Many ethnic minority parents are highly aspirational, often not coming from the lower classes before emigrating and often more educated than their job suggests. This is not the case for a lot of Caribbean immigration back in the 50s and systemic racism has prevented social mobility to a greater extent. White working class boys are falling behind most of all despite, on the face of, being represented. However working class is anything from parents who’ve never had a job for generations, and those who are aspirational and encourage their kids, perhaps they have worked their way up or disability has prevented social mobility. And working class isn’t a regional accent or just having a low income as a family. It’s deeply engrained attitudes and belief about life. You can’t tell how well represented this group because you can’t see or hear it.
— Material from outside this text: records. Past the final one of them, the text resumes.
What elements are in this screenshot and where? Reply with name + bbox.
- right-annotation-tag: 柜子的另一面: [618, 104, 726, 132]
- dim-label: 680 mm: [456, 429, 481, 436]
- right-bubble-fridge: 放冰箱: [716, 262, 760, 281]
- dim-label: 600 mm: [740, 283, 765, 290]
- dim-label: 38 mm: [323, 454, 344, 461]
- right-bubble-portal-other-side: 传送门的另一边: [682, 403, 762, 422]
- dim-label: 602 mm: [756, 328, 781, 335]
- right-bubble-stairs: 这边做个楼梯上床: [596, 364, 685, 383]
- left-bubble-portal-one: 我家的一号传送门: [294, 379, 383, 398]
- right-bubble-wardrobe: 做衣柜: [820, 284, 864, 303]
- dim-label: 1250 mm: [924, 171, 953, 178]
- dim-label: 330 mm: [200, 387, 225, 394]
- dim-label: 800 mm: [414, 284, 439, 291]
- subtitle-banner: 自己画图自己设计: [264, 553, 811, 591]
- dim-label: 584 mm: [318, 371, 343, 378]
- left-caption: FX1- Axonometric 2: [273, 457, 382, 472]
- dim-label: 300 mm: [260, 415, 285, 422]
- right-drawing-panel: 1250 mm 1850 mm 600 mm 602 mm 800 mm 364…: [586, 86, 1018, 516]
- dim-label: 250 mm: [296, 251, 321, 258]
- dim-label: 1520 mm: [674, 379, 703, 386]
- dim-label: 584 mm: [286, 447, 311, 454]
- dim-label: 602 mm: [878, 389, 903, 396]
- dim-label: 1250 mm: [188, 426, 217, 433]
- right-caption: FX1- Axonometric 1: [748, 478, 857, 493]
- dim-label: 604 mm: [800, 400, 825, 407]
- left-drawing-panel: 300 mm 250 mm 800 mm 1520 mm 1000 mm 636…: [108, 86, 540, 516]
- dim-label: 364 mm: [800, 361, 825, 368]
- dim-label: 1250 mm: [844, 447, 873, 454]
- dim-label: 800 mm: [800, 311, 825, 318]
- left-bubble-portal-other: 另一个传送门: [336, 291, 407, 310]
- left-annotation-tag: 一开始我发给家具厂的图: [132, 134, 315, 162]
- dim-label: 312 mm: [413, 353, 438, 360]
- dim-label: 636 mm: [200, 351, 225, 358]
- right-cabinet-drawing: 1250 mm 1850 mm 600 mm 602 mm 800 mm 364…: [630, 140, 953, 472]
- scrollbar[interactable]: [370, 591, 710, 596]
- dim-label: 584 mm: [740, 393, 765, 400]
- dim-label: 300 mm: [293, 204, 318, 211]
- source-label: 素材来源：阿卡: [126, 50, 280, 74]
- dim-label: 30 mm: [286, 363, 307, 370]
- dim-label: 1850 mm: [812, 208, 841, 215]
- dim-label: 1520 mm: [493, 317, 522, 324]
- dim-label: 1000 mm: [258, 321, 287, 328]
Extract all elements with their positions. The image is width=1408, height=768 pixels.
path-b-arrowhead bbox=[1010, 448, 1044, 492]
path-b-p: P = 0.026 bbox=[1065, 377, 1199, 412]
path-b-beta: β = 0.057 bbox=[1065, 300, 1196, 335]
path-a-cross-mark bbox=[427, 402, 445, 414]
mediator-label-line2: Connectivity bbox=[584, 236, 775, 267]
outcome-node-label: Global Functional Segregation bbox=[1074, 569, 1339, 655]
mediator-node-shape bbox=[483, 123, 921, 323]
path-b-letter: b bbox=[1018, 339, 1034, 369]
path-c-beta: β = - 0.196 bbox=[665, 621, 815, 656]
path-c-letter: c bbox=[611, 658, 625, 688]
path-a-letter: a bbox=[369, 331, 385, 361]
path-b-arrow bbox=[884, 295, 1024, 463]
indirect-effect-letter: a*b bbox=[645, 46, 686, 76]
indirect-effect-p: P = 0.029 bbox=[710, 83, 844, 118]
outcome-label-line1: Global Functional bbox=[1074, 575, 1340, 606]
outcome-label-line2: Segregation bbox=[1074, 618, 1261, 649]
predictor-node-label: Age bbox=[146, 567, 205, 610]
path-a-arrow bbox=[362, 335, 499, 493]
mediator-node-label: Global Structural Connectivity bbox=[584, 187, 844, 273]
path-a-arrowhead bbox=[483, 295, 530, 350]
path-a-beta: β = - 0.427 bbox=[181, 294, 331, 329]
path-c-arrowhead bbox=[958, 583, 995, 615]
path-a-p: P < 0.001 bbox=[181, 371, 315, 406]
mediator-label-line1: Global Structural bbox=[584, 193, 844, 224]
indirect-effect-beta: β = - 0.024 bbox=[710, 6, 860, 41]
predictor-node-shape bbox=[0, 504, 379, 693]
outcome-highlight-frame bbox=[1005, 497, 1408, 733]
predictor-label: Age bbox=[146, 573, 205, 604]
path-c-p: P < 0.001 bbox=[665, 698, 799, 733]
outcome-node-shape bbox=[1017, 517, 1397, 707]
The class system is one of the worse aspects of the U.K. and is a big factor In keeping black kids’ aspirations low. Far more than representation.

Representation isn’t going to help working class kids who aren’t aspirational, especially if the people ‘representing’ them are from an affluent or educated background with supportive parents. What could help is targeted mentoring from people with similar backgrounds who’ve done well and understand the issues and have the connections and awareness of career options. This could be anyone, race, sex or disability, from less affluent and aspirational families. Increased representation will be a bi product.

NoIDontWatchLoveIsland · 24/09/2020 06:47

Honestly, I've never really cared about the workforce around me, just whether the job interested me & paid enough. I'm a woman and work in a field that used to have a lot of men but it's much more even now.

It's very hard challenging preference. my profession tries very hard to attract BAME candidates but struggles to get black people to apply. We do a lot of work in schools and the black kids tell us our profession is "boring", not that they dont feel attracted to it because they would feel underrepresented. It is kind of a boring job in many ways (its very technical) but its stable and well paid so many people working in it don't care Grin.

NurseButtercup · 24/09/2020 06:47

I gave him another similar example but he still wasn't getting it.

You do realise you're flogging a dead horse? He doesn't want to understand, it doesn't affect him so he doesn't care.

newmumwithquestions · 24/09/2020 07:05

YANBU of course. But you know that.

My question to you is what do you want to do about that. I rant about sexism to my DH and he’s slowly got it. There are so many instances of everyday sexism that he used to say I was being hyper sensitive to and reading in things that weren’t there (he’s probably right on the sensitive bit) but now I see him clock it and he’ll sometimes whisper to me ‘your toes are curling aren’t they’. He works in a male dominated industry but his boss, and her boss are female and he’s recently promoted a female into his previously all male leadership team. He says he would always have done that. I hope he would, but I’m sure that getting better at recognising sexism has made him appreciate what women are up against more.

Sadly everyone in his part of the UK leadership team are all white, albeit he has lots of different nationalities in his team. BAME are not well represented at the higher levels.

I’m doing some work on unconscious bias in my job at the moment. We have the same problem that our top leadership are all white and male which doesn’t reflect the company as a whole. The thing about unconscious bias is that you don’t recognise it so you don’t realise you need to change anything in your mindset. If anyone’s interested then google implicit association tests Harvard. It’s a really good starting point to recognise what associations we have.